Is there an ETF to short Tesla?

Yes, there are several exchange-traded products to short Tesla stock, including:

  • GraniteShares 3x Short Tesla Daily ETP
  • Leverage Shares -2x Short Tesla ETP
  • Direxion Daily TSLA Bear 1X Shares
  • Leverage Shares -3x Short Tesla ETP

These exchange traded products reflect the daily price movements of Tesla stock, and they are expected to increase in price by the same magnitude as Tesla stock declines. Some of these ETPs are leveraged, and you can make a lot of money if Tesla shares go down but you can also lose a lot of money.

The great advantage is that you cannot lose more than you invest, so this remains one of the easiest ways to be against Tesla.

How to short Tesla stock on Robinhood

You can short Tesla stock on Robinhood as long as you have a margin account. Additionally, you can also consider buying a put that gives you exposure in case Tesla’s stock collapses.

Should I short tesla stock?

While Tesla’s valuation and current media scrutiny could signal a possible decline in the stock price, it is not certain what will happen. Tesla remains one of the most volatile stocks, and a lot of short sellers have lost money trying to short it over the years. 

However, instead of short, you can use Tesla’s stock as a hedge against market volatility. If you have a mostly long portfolio, you can use a small part of your portfolio to short Tesla, which should protect your portfolio in case the market crashes. Shorting Tesla as a bet is something entirely different.

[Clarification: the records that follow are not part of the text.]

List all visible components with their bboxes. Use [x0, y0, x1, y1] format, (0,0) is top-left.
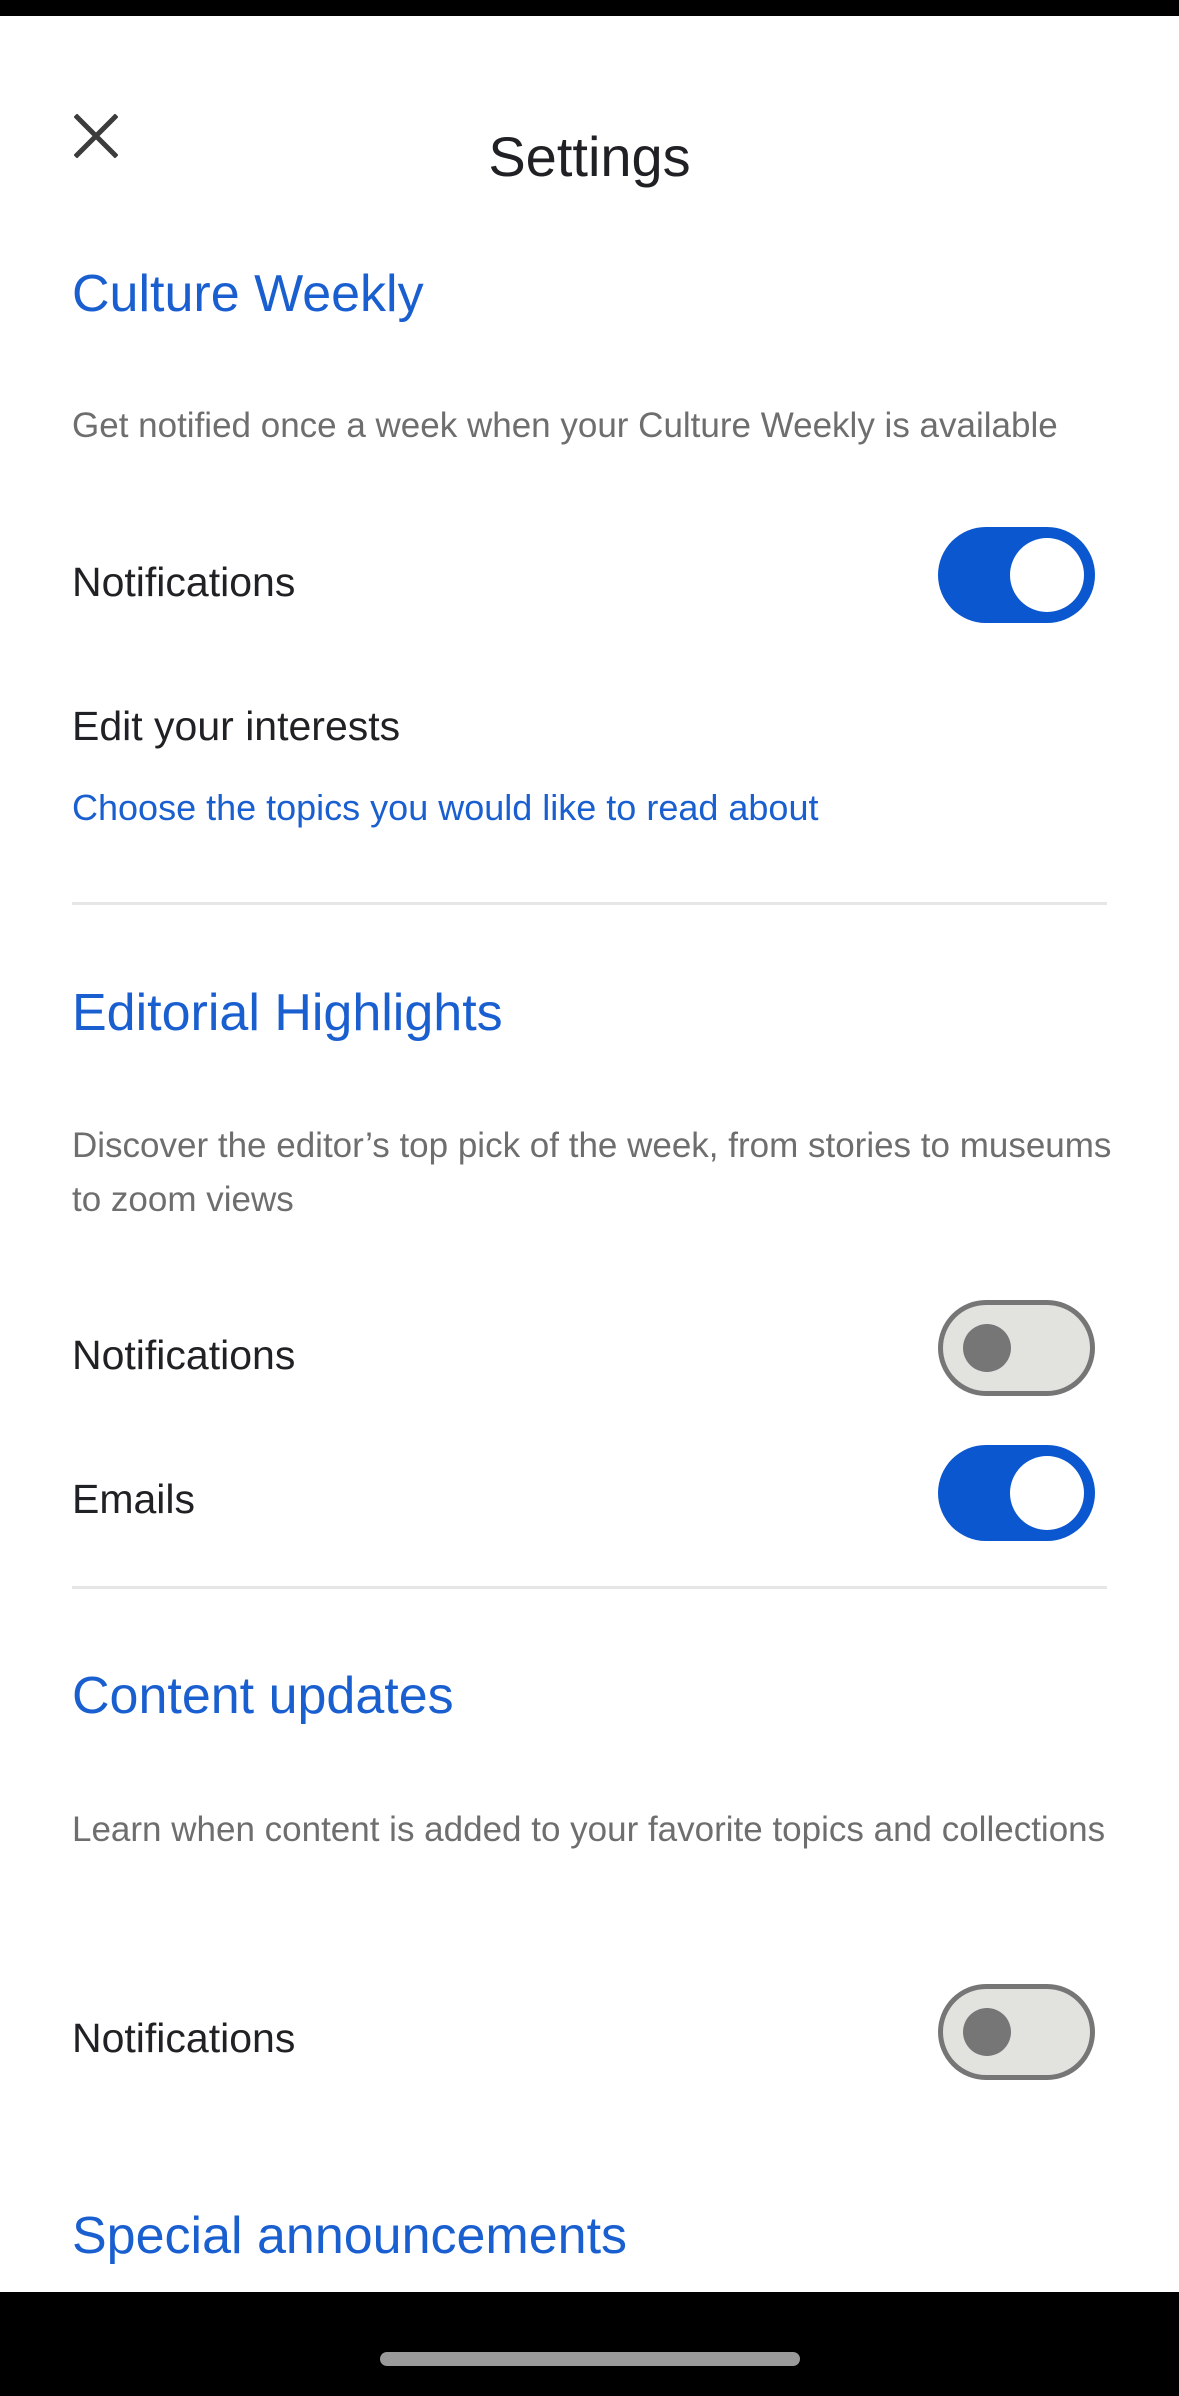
section-title-culture-weekly: Culture Weekly	[72, 265, 424, 323]
setting-label-editorial-notifications: Notifications	[72, 1332, 296, 1378]
section-divider	[72, 1586, 1107, 1589]
toggle-editorial-notifications[interactable]	[938, 1300, 1095, 1396]
toggle-content-updates-notifications[interactable]	[938, 1984, 1095, 2080]
section-description-content-updates: Learn when content is added to your favo…	[72, 1810, 1106, 1849]
toggle-editorial-emails[interactable]	[938, 1445, 1095, 1541]
home-indicator[interactable]	[380, 2352, 800, 2366]
section-title-content-updates: Content updates	[72, 1667, 454, 1725]
section-description-culture-weekly: Get notified once a week when your Cultu…	[72, 406, 1058, 445]
toggle-knob	[1010, 538, 1084, 612]
toggle-knob	[963, 2008, 1011, 2056]
app-bar: Settings	[0, 16, 1179, 206]
edit-interests-title[interactable]: Edit your interests	[72, 706, 400, 747]
section-title-special-announcements: Special announcements	[72, 2207, 628, 2265]
setting-label-culture-weekly-notifications: Notifications	[72, 559, 296, 605]
page-title: Settings	[488, 125, 691, 188]
setting-label-content-updates-notifications: Notifications	[72, 2015, 296, 2061]
status-bar	[0, 0, 1179, 16]
setting-label-editorial-emails: Emails	[72, 1476, 196, 1522]
toggle-culture-weekly-notifications[interactable]	[938, 527, 1095, 623]
toggle-knob	[963, 1324, 1011, 1372]
section-description-editorial-highlights: Discover the editor’s top pick of the we…	[72, 1126, 1112, 1219]
navigation-bar	[0, 2292, 1179, 2396]
section-divider	[72, 902, 1107, 905]
toggle-knob	[1010, 1456, 1084, 1530]
section-title-editorial-highlights: Editorial Highlights	[72, 984, 503, 1042]
edit-interests-link[interactable]: Choose the topics you would like to read…	[72, 790, 818, 826]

Should you bet against Tesla?

Over the years, extremely talented investors and analysts have tried to short Tesla, and there is even a whole movement of Tesla short sellers - the Tesla Q. Despite their efforts the company’s valuation continues to be in bubble territory, and there seems to be very little that can actually hurt the stock performance. 

Perhaps one of the best approaches is to avoid either going long or short on Tesla, as Charlie Munger has advocated.

When asked about what he thought of Elon Musk’s behavior, Charlie Munger replied:

“My thoughts are two: I would never buy it and I would never sell it short”


Tesla has certainly been one of the most controversial companies, and one of the best-performing stocks over the last decade. Although the company’s future looks bright, there is more to it. The current headwinds could pose a threat to Tesla’s valuation, and it is likely that the market sentiment could change slightly, and so will the valuation.